# How to calculate the cross section of the wire?

The question of how to calculate the cross-section of the wire, is relevant for those who are planning repairs in the apartment or those who want to carry out work on the electrification of the country house. There are two ways here, following which you can achieve an acceptable result: the traditional "by eye" method used by most electricians or based on knowledge of the fundamentals of electrical engineering.

Why do we need such calculations if there are special tables in which the manufacturer enters information about their products? The fact is that each company considers the amount of current in its own way: somewhere it is only 120% excess, and somewhere, all 200%. It goes without saying that long work with double overload cannot be a question, since the heated conductor will melt the insulation and in the best case automatic shutdown will work.

## Calculation of wire section: instruction

For accurate calculation, you need to know what material the wire is made of. If it is copper,then the current density in it will be from 6 to 10 amperes with a cross-sectional area of 1 square millimeter; if aluminum, which occurs infrequently, then this parameter does not exceed 4-6 units.

Such a large scatter is caused by the stock of material: 6 amps are the conditions of normal operation, and exceeding up to 10 is already an overload, which is permissible for a short time.

It turns out that the wire, whose area is 1 square millimeter in cross section, can withstand current up to 10A, 2 millimeters to 20A, etc. Knowing the voltage in the network, the average value of which reaches 220V, we obtain an output power of 4.5 kW for 2 mm of conductor.

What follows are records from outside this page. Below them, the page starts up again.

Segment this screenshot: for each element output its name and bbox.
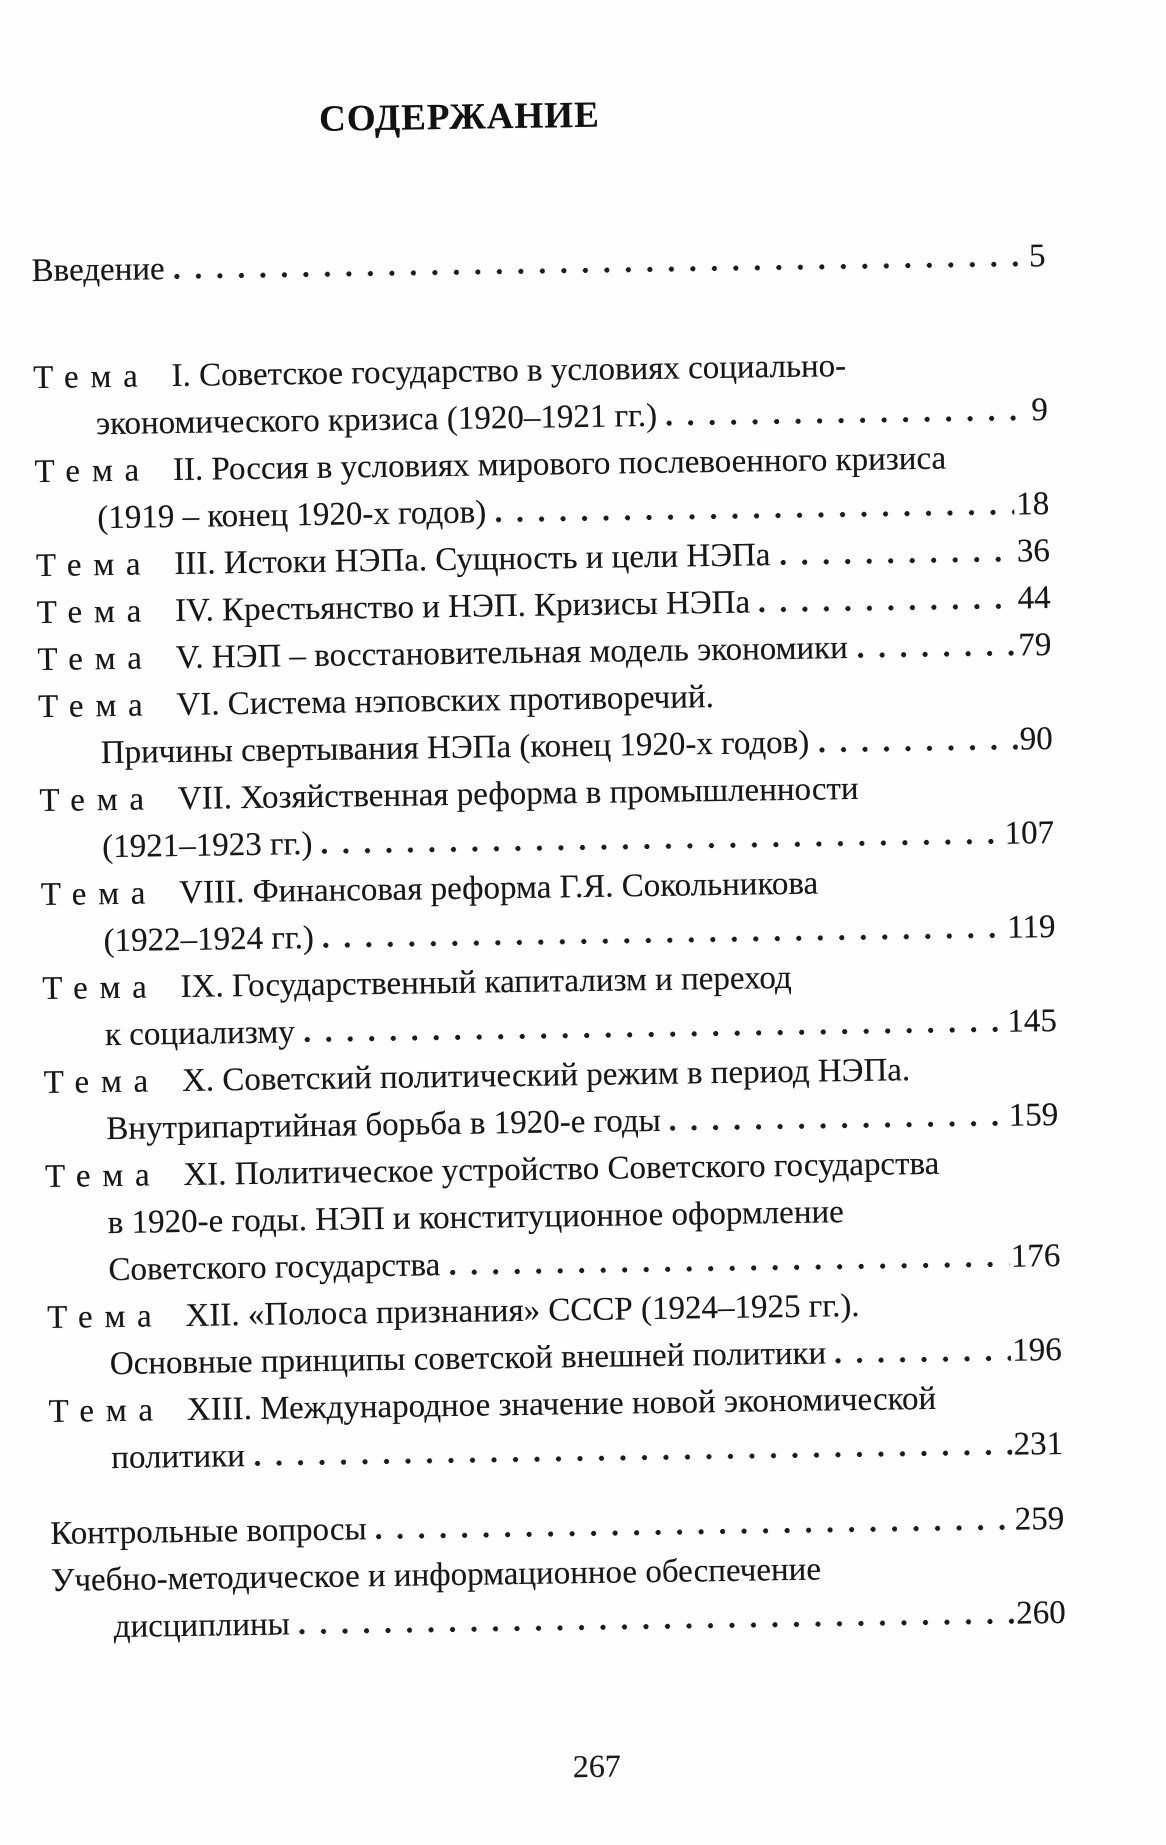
dot-leader xyxy=(779,555,1016,567)
tema-label: Тема xyxy=(40,875,158,914)
toc-entry: Тема VIII. Финансовая реформа Г.Я. Сокол… xyxy=(41,857,1056,966)
toc-page-number: 44 xyxy=(1017,580,1051,617)
tema-label: Тема xyxy=(48,1392,166,1430)
tema-label: Тема xyxy=(32,358,150,397)
toc-entry: Тема IX. Государственный капитализм и пе… xyxy=(42,951,1057,1060)
toc-page-number: 196 xyxy=(1012,1331,1063,1369)
toc-entry-title: V. НЭП – восстановительная модель эконом… xyxy=(175,630,849,677)
dot-leader xyxy=(375,1523,1013,1541)
toc-entry: Учебно-методическое и информационное обе… xyxy=(51,1543,1066,1652)
toc-entry: Тема I. Советское государство в условиях… xyxy=(33,340,1048,449)
toc-entry-title-cont: Внутрипартийная борьба в 1920-е годы xyxy=(106,1102,662,1148)
toc-page-number: 18 xyxy=(1015,486,1050,523)
toc-entry-title: VIII. Финансовая реформа Г.Я. Сокольнико… xyxy=(178,865,819,911)
toc-page-number: 259 xyxy=(1014,1500,1065,1538)
dot-leader xyxy=(298,1617,1015,1636)
dot-leader xyxy=(303,1025,1006,1044)
dot-leader xyxy=(449,1260,1010,1277)
toc-entries: Тема I. Советское государство в условиях… xyxy=(33,340,1064,1483)
toc-entry-title-cont: дисциплины xyxy=(113,1606,291,1646)
dot-leader xyxy=(495,508,1015,524)
dot-leader xyxy=(173,260,1028,281)
toc-page-number: 9 xyxy=(1031,392,1049,429)
toc-intro-line: Введение 5 xyxy=(31,233,1046,295)
toc-extras: Контрольные вопросы 259 Учебно-методичес… xyxy=(50,1496,1066,1652)
tema-label: Тема xyxy=(42,969,159,1008)
dot-leader xyxy=(669,1119,1007,1132)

How to calculate the wire cross section according to the traditional method? It's still easier here: you need to remember that copper wires with a cross-sectional area of 1.5 square meters. mm is used to connect the lighting, and 2.5 square meters. mm already go to the layout of the network in the apartment.

Here you can immediately take into account the applied load. If a computer acts as the main consumer, then 600 W / 220 V will yield 2.7 A, i.e. There is still about 17A in stock, but this does not mean that it is worth testing the network with simultaneous connections of TV irons, etc. Even if the wiring transfers such an attitude, it may not like the Chinese extension cord, as a result of which all short circuit will also occur.

Another point worth noting is the use of copper-based alloys by manufacturers. Such materials have a smaller value of the permissible current density, so you should not save on wiring.